Jackson, a graduate of Harvard and Harvard Law School, was one of three judges immediately identified as on Biden’s list of possibilities, especially since he previously interviewed her. She’s also a former public defender and former Supreme Court clerk—a term for top aides who research the law for the justices—for Breyer.
Right-wing Senate Republicans, led by Ted Cruz of Texas and Roger Wicker of Mississippi, are already screaming, defending white male conservative privilege, ignoring the top credentials of Jackson and both other Black woman judges mentioned so far.
In her latest decision, Jackson explained federal agencies must bargain with AFGE and other federal worker unions when bosses plan to initiate “changes to the ‘conditions of employment affecting such employees.’” Those changes include personnel and “other matters affecting working conditions,” she noted. The only specific exceptions were defined and listed as minimal.
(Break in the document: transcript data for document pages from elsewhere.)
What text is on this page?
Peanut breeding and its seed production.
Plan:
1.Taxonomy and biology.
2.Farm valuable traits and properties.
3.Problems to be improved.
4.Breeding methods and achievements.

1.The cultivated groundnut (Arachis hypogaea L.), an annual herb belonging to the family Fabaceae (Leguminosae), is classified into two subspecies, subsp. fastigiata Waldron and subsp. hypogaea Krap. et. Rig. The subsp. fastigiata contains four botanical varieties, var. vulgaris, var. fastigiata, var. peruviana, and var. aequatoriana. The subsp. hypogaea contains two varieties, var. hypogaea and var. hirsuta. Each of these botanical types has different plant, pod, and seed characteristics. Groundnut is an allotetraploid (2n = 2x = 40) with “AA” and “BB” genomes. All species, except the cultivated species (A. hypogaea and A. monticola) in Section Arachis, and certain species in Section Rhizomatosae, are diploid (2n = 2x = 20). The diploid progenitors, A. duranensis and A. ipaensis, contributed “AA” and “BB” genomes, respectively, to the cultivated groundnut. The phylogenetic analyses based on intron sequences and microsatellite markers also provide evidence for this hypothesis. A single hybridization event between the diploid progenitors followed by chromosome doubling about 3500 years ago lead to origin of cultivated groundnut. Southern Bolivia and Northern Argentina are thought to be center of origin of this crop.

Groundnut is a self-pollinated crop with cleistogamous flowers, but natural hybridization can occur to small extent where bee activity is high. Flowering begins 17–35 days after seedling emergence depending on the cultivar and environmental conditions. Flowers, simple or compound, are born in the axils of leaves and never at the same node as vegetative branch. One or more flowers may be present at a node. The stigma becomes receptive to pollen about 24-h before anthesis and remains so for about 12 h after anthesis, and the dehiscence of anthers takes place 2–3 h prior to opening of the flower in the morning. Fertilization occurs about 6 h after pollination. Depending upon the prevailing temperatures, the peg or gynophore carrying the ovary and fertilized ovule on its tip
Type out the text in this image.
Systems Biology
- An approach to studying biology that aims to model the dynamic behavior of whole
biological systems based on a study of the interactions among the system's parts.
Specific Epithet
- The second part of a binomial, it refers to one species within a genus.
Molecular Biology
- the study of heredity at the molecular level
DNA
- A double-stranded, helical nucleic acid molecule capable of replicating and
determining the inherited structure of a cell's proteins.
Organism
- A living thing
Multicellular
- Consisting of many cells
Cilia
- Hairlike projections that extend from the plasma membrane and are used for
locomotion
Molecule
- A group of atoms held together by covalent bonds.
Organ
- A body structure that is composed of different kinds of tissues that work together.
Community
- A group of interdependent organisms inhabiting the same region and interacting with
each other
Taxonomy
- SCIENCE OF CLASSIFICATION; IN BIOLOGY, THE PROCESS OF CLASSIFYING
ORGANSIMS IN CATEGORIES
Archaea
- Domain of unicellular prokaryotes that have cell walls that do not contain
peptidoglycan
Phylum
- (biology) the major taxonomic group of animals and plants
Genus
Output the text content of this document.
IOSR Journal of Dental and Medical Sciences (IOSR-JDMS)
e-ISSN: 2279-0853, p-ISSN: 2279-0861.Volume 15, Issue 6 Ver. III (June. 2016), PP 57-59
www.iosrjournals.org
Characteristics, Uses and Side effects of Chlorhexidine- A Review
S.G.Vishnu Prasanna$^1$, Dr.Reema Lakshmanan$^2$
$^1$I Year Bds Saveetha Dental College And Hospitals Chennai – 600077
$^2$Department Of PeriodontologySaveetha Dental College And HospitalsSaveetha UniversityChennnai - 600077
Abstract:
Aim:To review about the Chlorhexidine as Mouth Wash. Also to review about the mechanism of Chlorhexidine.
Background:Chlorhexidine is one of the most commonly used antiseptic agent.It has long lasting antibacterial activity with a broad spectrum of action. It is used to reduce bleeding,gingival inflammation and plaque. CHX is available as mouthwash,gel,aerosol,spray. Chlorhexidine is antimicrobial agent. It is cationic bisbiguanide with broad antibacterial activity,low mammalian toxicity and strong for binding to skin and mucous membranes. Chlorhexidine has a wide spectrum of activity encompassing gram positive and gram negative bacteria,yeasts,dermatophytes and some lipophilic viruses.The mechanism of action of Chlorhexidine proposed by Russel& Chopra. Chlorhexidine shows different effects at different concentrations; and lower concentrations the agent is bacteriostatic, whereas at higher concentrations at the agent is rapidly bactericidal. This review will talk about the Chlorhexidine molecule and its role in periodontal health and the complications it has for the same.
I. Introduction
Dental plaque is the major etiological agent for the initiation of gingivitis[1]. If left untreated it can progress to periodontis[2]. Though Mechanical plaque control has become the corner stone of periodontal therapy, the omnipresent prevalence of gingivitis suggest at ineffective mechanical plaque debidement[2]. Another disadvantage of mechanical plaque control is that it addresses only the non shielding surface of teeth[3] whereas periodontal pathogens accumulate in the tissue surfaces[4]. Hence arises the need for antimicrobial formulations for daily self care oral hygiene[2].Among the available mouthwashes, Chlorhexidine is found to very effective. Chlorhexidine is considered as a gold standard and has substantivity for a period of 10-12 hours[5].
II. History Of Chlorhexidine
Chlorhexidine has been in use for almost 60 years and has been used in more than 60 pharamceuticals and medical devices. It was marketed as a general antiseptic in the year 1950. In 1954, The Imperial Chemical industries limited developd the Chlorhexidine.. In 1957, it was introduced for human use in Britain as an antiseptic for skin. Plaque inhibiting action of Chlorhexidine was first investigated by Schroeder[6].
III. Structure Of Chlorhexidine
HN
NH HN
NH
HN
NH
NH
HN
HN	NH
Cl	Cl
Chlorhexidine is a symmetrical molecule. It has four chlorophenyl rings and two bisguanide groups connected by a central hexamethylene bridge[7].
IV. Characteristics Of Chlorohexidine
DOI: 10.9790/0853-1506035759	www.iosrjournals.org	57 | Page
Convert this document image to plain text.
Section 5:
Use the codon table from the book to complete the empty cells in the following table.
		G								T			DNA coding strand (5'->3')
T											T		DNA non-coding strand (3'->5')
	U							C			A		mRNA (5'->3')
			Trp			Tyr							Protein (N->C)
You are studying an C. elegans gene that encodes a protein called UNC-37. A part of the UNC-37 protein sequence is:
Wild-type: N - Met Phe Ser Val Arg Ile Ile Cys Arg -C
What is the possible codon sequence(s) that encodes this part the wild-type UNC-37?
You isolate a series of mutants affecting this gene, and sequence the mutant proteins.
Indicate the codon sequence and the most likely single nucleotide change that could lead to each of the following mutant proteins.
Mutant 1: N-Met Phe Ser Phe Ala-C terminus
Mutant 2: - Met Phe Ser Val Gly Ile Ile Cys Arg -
But after almost 40 years, Trump’s FLRA changed the policy last September, without even bothering to tell AFGE and other federal worker unions, Jackson wrote. The only time the Trumpites wanted to talk with the unions was when “a workplace change has “a substantial impact on a condition of employment.”
AFGE, defending its members, took the Trump FLRA to court. The unions “maintain FLRA’s new standard is both inconsistent with the governing statute and insufficiently explained, and is therefore arbitrary, capricious, and contrary to law,” Jackson said. They were right. She threw out FLRA’s scheme.
As a U.S. District Court Judge in D.C., Jackson tossed Trump’s anti-worker executive orders. Trump evicted federal worker unions out of their small offices in buildings, yanked their phones, computers, and fax machines, barred workers from contacting Congress, and even made union shop stewards conduct cases on their own time and on their own dime. Besides breaking labor law, banning congressional contact was unconstitutional, too, she ruled.
But in a sign of the superior panel’s power, the D.C. appellate court, on which she now sits, overruled her then, on a party-line 2-1 vote for Trump. Now, it won’t. And Biden revoked Trump’s executive orders, thus agreeing with Jackson.
FLRA also lost its attempt to bar mid-term bargaining during union contracts, Appellate Judge Cornelia Pillard decided. Her ruling, for another three-judge panel, preceded Jackson’s.
The rulings by Jackson and Pillard “highlight the extreme lengths to which the holdover” Trump-named FLRA majority “will go in its attempts to bust unions, limit collective bargaining, and run roughshod over the law,” union President Everett Kelley said.
Jackson, said Kelley, bounced “FLRA’s unfounded attempt to restrict a union’s right to bargain over changes affecting conditions of employment for the employees it represents. As the court rightly recognized, the FLRA’s decision was arbitrary and capricious from the start.” Pillard “overturned another baseless FLRA decision that would have drastically reduced federal unions’ collective bargaining by eliminating the statutory right to mid-term bargaining.”
Both judges, he said, recognized Trump’s FLRA majority “impermissibly departed from” federal sector labor law “and years of well-founded precedent with little explanation and less reasoning.” He called the judges’ decisions “a vindication for the rule of law.”